The Boston Ivy Vine or Japanese Creeper, a self-clinging climber, covers extensive areas quickly. The fact that it does not require growth supports and its striking red autumn colouring make it such a popular climber. Apart from the English Ivy, it is the "German's favourite child" for façade greening. It can be used to fully cover walls on facades, on masts and poles, and with regular pruning it can also be used for small, limited wall surfaces. In short, this is an excellent plant for any kind of building greening.
(Veitchii Boston Ivy, Japanese Creeper, Japanese Ivy)
Sunny (full sun) to (semi-)shaded Position, will develop more beautiful autumn colours in the sun. Distance between two plants: 2,5 - 5 meters.
A climbing vine with adhesive pads that cling onto nearly every surface. The growth is broad and fan-shaped, the shoots will grow horizontally as well as vertically. This ivy can reach a height of 20 meters and higher, with a yearly growth of 1 - 2 metres. The shoots may hang over. Foliage from May to October. Inconspicuous, tiny green-yellow flowers in early summer, small black berries, wich will feed bees and birds. Summer pruning as needed to restrain the vigorous growth habit, winter pruning as illustrated and described in photos.
The Boston Ivy, unlike other "wild grapes" usually has no need for any growth supports. However, in some cases and especially on wind-exposed walls, rope systems (see below) as Easy or Medium Support Systems to prevent collapsing may be required. In cases of very tall walls, Heavy or even Massive wire rope systems may be required. In very old specimens, the stem structure may need to be attached as per rope system 1010.

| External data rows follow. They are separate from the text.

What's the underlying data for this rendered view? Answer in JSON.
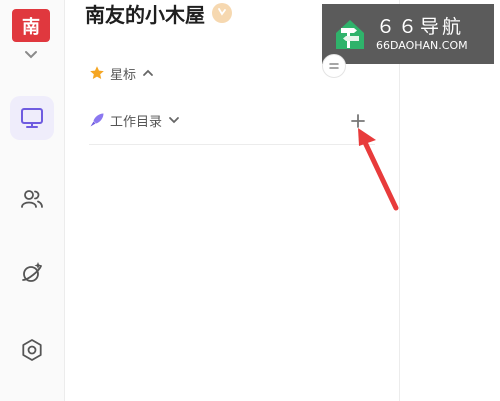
{
  "workspace": {
    "avatar_text": "南"
  },
  "rail": {
    "items": [
      {
        "name": "desktop",
        "icon": "monitor-icon",
        "active": true
      },
      {
        "name": "contacts",
        "icon": "users-icon",
        "active": false
      },
      {
        "name": "explore",
        "icon": "planet-icon",
        "active": false
      },
      {
        "name": "settings",
        "icon": "hexagon-settings-icon",
        "active": false
      }
    ]
  },
  "panel": {
    "title": "南友的小木屋",
    "sections": {
      "starred": {
        "label": "星标",
        "icon": "star-icon"
      },
      "work_dir": {
        "label": "工作目录",
        "icon": "rocket-icon"
      }
    }
  },
  "watermark": {
    "title": "６６导航",
    "url": "66DAOHAN.COM"
  },
  "colors": {
    "accent": "#6f5ce0",
    "avatar_bg": "#e0383e",
    "annotation_red": "#e83b3b",
    "star": "#f5a623"
  }
}
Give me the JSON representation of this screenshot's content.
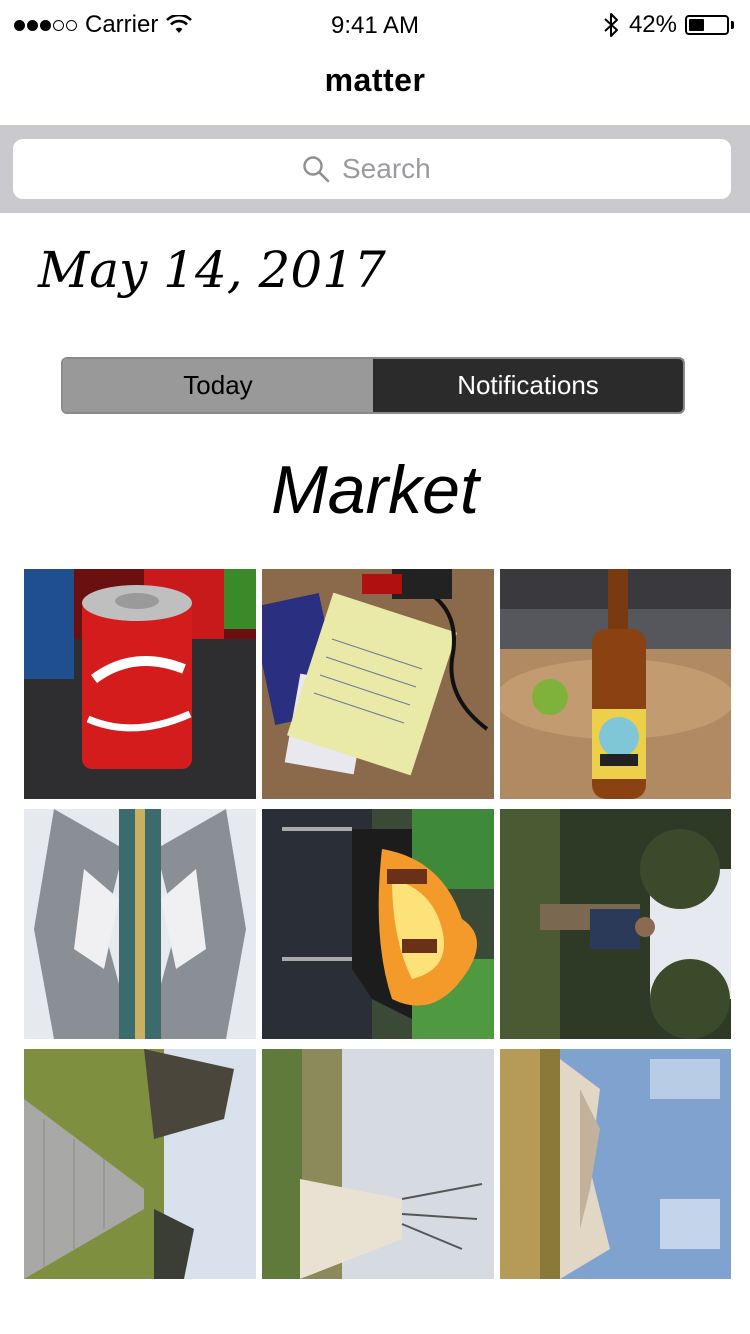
{
  "status_bar": {
    "carrier": "Carrier",
    "signal_dots": [
      true,
      true,
      true,
      false,
      false
    ],
    "time": "9:41 AM",
    "battery_percent": "42%",
    "battery_level": 0.42
  },
  "nav": {
    "title": "matter"
  },
  "search": {
    "placeholder": "Search",
    "value": ""
  },
  "date_heading": "May 14, 2017",
  "segments": {
    "items": [
      {
        "label": "Today",
        "selected": false
      },
      {
        "label": "Notifications",
        "selected": true
      }
    ]
  },
  "section": {
    "title": "Market"
  },
  "photos": [
    {
      "name": "photo-coca-cola-can",
      "icon": "soda-can"
    },
    {
      "name": "photo-desk-notes",
      "icon": "notepad"
    },
    {
      "name": "photo-beer-bottle",
      "icon": "beer-bottle"
    },
    {
      "name": "photo-mountain-lake",
      "icon": "mountain-lake"
    },
    {
      "name": "photo-campfire",
      "icon": "fire"
    },
    {
      "name": "photo-person-forest",
      "icon": "person"
    },
    {
      "name": "photo-boardwalk",
      "icon": "boardwalk"
    },
    {
      "name": "photo-teepee",
      "icon": "teepee"
    },
    {
      "name": "photo-badlands",
      "icon": "rock-formation"
    }
  ],
  "colors": {
    "search_band": "#c9c9ce",
    "segment_selected": "#2b2b2b",
    "segment_unselected": "#999999"
  }
}
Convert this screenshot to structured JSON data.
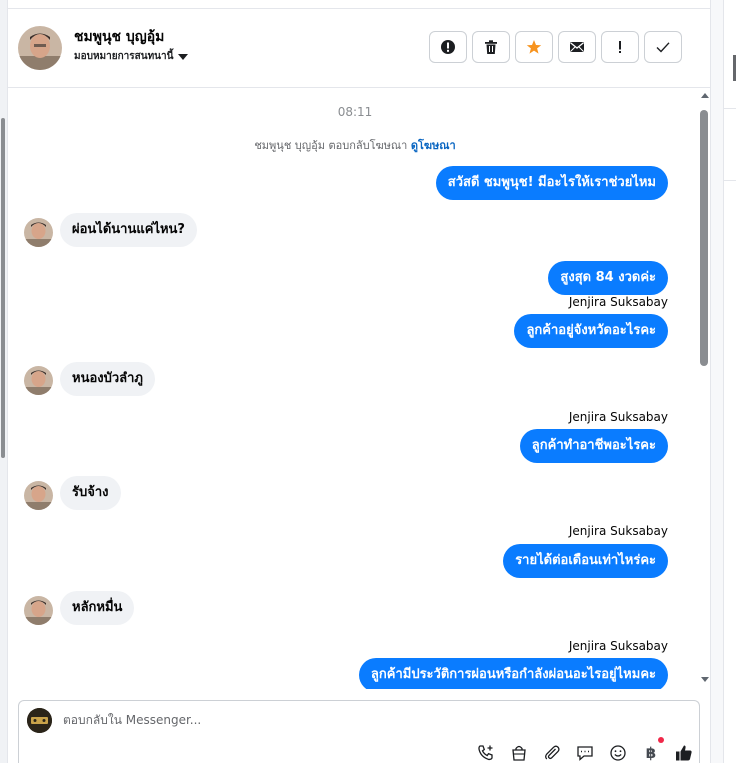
{
  "header": {
    "contact_name": "ชมพูนุช บุญอุ้ม",
    "assign_label": "มอบหมายการสนทนานี้",
    "actions": [
      {
        "icon": "alert-circle-icon",
        "name": "mark-spam-button"
      },
      {
        "icon": "trash-icon",
        "name": "delete-button"
      },
      {
        "icon": "star-icon",
        "name": "star-button"
      },
      {
        "icon": "envelope-icon",
        "name": "mark-unread-button"
      },
      {
        "icon": "exclamation-icon",
        "name": "follow-up-button"
      },
      {
        "icon": "check-icon",
        "name": "mark-done-button"
      }
    ],
    "star_color": "#f7931e"
  },
  "thread": {
    "time": "08:11",
    "notice_text": "ชมพูนุช บุญอุ้ม ตอบกลับโฆษณา",
    "notice_link": "ดูโฆษณา",
    "messages": [
      {
        "dir": "out",
        "text": "สวัสดี ชมพูนุช! มีอะไรให้เราช่วยไหม"
      },
      {
        "dir": "in",
        "text": "ผ่อนได้นานแค่ไหน?"
      },
      {
        "dir": "out",
        "text": "สูงสุด 84 งวดค่ะ"
      },
      {
        "dir": "sender",
        "text": "Jenjira Suksabay"
      },
      {
        "dir": "out",
        "text": "ลูกค้าอยู่จังหวัดอะไรคะ"
      },
      {
        "dir": "in",
        "text": "หนองบัวลำภู"
      },
      {
        "dir": "sender",
        "text": "Jenjira Suksabay"
      },
      {
        "dir": "out",
        "text": "ลูกค้าทำอาชีพอะไรคะ"
      },
      {
        "dir": "in",
        "text": "รับจ้าง"
      },
      {
        "dir": "sender",
        "text": "Jenjira Suksabay"
      },
      {
        "dir": "out",
        "text": "รายได้ต่อเดือนเท่าไหร่คะ"
      },
      {
        "dir": "in",
        "text": "หลักหมื่น"
      },
      {
        "dir": "sender",
        "text": "Jenjira Suksabay"
      },
      {
        "dir": "out",
        "text": "ลูกค้ามีประวัติการผ่อนหรือกำลังผ่อนอะไรอยู่ไหมคะ"
      }
    ],
    "outgoing_color": "#0a7cff",
    "incoming_color": "#f0f2f5"
  },
  "composer": {
    "placeholder": "ตอบกลับใน Messenger...",
    "tools": [
      "phone-plus-icon",
      "shopping-bag-icon",
      "paperclip-icon",
      "chat-bubble-icon",
      "smiley-icon",
      "baht-icon",
      "thumbs-up-icon"
    ],
    "baht_symbol": "฿"
  }
}
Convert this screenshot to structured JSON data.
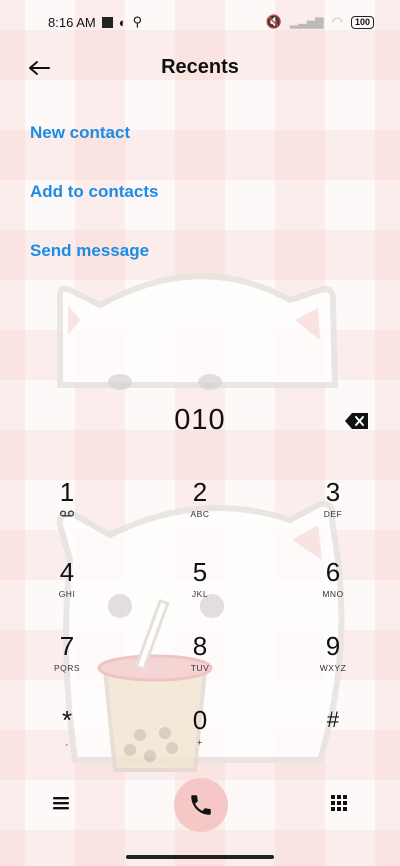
{
  "status_bar": {
    "time": "8:16 AM",
    "battery": "100",
    "icons": [
      "media-icon",
      "vpn-icon",
      "location-icon",
      "mute-icon",
      "signal-icon",
      "wifi-icon",
      "battery-icon"
    ]
  },
  "header": {
    "title": "Recents",
    "back_icon": "back-arrow-icon"
  },
  "actions": [
    {
      "label": "New contact"
    },
    {
      "label": "Add to contacts"
    },
    {
      "label": "Send message"
    }
  ],
  "dialed_number": "010",
  "keypad": [
    {
      "digit": "1",
      "letters": "☉"
    },
    {
      "digit": "2",
      "letters": "ABC"
    },
    {
      "digit": "3",
      "letters": "DEF"
    },
    {
      "digit": "4",
      "letters": "GHI"
    },
    {
      "digit": "5",
      "letters": "JKL"
    },
    {
      "digit": "6",
      "letters": "MNO"
    },
    {
      "digit": "7",
      "letters": "PQRS"
    },
    {
      "digit": "8",
      "letters": "TUV"
    },
    {
      "digit": "9",
      "letters": "WXYZ"
    },
    {
      "digit": "*",
      "letters": ","
    },
    {
      "digit": "0",
      "letters": "+"
    },
    {
      "digit": "#",
      "letters": ""
    }
  ],
  "colors": {
    "accent": "#1c8ce6",
    "call_button": "#f6c7c7",
    "text": "#111111"
  }
}
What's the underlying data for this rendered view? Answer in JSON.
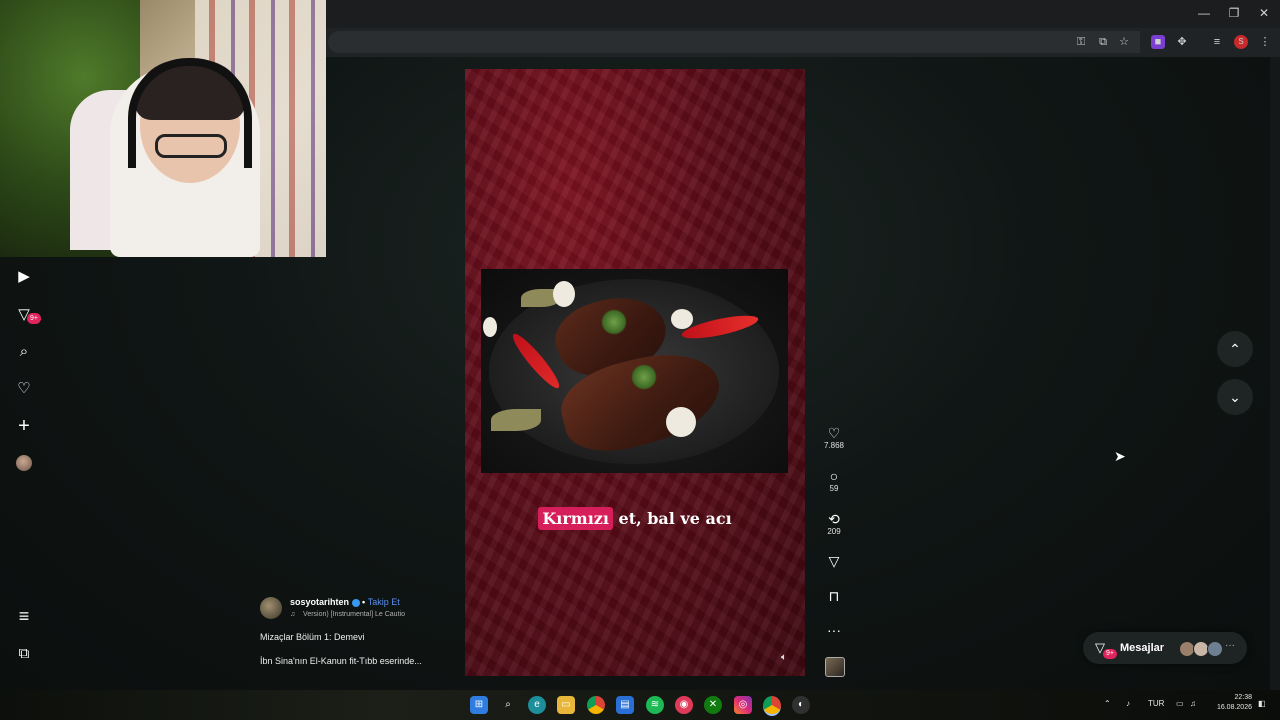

Boston Ivy can cause significant damage to buildings! The plant grows in a light-shunning way, and, as the shoots increase their stem girth, can blast apart building elements, block roller-shutter boxes and lift roof shingles. Insufficient removal of foliage may also block roof gutters. A frequently asked question during the restoration of a façade is how to deal with the remaining adhesive roots of torn-off plants: the only solution is to burn them off / torch them and then repaint the wall!